The purpose of the guide is to provide tips and pointers on how to present your case effectively to the Equal Employment Opportunity Commission (EEOC). The EEOC is a federal government agency that enforces federal laws that prohibit unfair treatment based on race, color, religion, sex (including pregnancy, gender identity, and sexual orientation), national origin, age (40 or older), disability or genetic information; harassment; failure to provide reasonable accommodation for religious beliefs or disability; and retaliation for complaining about workplace discrimination. You can find more about the EEOC’s powers (jurisdiction) here: www.eeoc.gov/employees/index.cfm.
If you want to preserve claims protected by these federal laws, you must file a complaint, or “Charge of Discrimination,” with the EEOC before you can file a lawsuit in court. There are strict time limits for filing a Charge of Discrimination: 180 days from the date of discrimination in some states; and 300 days in other states, including the State of Washington.
State and local laws also protect against workplace discrimination. You do not need to file a complaint with the EEOC to preserve your rights under these other laws.

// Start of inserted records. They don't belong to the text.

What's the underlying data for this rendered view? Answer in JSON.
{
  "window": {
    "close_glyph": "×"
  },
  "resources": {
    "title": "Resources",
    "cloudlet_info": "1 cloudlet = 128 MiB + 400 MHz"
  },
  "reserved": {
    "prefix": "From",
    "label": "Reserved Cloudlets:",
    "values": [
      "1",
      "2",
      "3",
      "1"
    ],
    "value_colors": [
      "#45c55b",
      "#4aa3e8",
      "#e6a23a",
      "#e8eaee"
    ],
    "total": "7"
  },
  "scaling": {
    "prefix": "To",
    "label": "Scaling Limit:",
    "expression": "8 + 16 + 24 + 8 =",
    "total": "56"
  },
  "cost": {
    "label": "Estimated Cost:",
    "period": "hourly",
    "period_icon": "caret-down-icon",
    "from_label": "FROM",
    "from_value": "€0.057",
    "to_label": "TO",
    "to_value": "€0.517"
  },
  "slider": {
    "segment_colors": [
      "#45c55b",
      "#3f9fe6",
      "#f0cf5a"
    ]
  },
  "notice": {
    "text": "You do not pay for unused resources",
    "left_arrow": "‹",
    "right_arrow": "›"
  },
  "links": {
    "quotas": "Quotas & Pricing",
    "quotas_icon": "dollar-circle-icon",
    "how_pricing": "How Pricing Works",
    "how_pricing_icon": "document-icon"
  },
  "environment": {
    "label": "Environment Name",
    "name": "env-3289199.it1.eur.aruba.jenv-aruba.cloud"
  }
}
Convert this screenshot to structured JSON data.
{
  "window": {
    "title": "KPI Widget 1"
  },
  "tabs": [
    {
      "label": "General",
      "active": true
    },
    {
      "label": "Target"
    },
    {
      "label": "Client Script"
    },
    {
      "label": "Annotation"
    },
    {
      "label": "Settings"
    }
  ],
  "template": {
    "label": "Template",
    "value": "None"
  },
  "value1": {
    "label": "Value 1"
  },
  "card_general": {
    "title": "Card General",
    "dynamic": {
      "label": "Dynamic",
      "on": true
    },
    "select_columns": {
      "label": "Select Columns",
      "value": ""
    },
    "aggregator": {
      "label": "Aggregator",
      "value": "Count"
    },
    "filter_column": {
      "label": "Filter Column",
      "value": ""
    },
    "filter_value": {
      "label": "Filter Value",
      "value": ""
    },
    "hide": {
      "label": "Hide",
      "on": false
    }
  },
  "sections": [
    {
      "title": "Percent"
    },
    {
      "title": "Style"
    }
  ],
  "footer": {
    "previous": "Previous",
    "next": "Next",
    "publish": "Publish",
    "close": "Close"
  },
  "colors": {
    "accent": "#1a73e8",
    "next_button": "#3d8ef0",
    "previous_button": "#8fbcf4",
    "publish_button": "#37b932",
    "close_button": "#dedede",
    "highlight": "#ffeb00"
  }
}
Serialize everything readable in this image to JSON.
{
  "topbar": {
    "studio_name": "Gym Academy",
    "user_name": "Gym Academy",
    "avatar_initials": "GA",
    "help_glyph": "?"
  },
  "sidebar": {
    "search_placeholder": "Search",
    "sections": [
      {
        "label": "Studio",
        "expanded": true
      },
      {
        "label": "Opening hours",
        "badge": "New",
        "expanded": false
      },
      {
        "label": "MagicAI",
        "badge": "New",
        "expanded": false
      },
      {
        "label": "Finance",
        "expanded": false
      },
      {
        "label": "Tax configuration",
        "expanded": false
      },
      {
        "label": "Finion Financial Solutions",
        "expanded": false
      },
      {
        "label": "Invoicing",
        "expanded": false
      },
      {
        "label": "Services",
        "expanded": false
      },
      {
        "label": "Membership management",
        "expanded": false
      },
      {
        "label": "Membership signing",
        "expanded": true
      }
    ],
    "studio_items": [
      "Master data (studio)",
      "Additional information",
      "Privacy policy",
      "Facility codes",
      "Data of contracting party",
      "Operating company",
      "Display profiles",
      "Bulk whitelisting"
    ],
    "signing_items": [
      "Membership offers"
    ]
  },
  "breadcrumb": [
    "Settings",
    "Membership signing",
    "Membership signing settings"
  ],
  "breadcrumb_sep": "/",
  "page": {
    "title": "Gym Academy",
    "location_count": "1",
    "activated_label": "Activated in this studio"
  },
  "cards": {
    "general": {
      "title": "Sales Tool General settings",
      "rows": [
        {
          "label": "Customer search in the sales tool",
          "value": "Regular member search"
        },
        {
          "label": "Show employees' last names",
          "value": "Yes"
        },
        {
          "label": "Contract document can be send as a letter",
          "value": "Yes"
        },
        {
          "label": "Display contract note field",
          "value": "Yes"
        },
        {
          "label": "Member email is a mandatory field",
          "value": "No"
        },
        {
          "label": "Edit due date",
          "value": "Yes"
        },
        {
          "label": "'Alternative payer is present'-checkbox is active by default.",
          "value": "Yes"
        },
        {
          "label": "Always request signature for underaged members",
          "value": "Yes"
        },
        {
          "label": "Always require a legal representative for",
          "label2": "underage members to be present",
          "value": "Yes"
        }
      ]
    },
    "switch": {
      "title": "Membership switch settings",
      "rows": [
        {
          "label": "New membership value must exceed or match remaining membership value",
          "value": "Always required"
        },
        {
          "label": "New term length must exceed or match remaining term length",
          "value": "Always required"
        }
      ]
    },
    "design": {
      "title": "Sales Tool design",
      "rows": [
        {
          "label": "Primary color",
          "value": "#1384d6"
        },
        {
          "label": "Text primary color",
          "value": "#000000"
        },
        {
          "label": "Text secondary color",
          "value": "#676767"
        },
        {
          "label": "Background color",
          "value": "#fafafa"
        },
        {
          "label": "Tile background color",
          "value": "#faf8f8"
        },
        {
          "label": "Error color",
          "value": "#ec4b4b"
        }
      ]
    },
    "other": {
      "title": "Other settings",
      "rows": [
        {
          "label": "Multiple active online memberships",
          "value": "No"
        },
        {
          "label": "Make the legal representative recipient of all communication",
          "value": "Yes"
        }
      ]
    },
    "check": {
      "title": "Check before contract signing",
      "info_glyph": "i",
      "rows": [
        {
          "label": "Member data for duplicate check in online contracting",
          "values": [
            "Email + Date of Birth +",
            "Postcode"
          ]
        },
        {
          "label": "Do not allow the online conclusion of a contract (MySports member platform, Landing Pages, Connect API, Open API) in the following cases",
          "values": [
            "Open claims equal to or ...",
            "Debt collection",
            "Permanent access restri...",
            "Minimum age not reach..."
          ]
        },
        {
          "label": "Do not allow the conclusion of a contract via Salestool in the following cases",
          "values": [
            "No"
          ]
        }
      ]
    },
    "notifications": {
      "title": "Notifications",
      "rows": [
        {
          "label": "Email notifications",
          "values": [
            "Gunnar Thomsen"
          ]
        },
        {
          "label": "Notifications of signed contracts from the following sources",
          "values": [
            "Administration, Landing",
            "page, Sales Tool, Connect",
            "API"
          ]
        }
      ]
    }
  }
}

For those who are considering a claim, the guide provides detailed answers to the these and other important questions:
- I want to file a complaint with the EEOC, what should I do first?
- How do I start the EEOC process?
- How should I describe what happened to me?
- What do I do if the EEOC investigator asks me for an interview?
- My employer filed a response to my Charge and I disagree with it, what do I do now?
- What is mediation and should I agree to it?
- What are the possible outcomes of the EEOC investigation?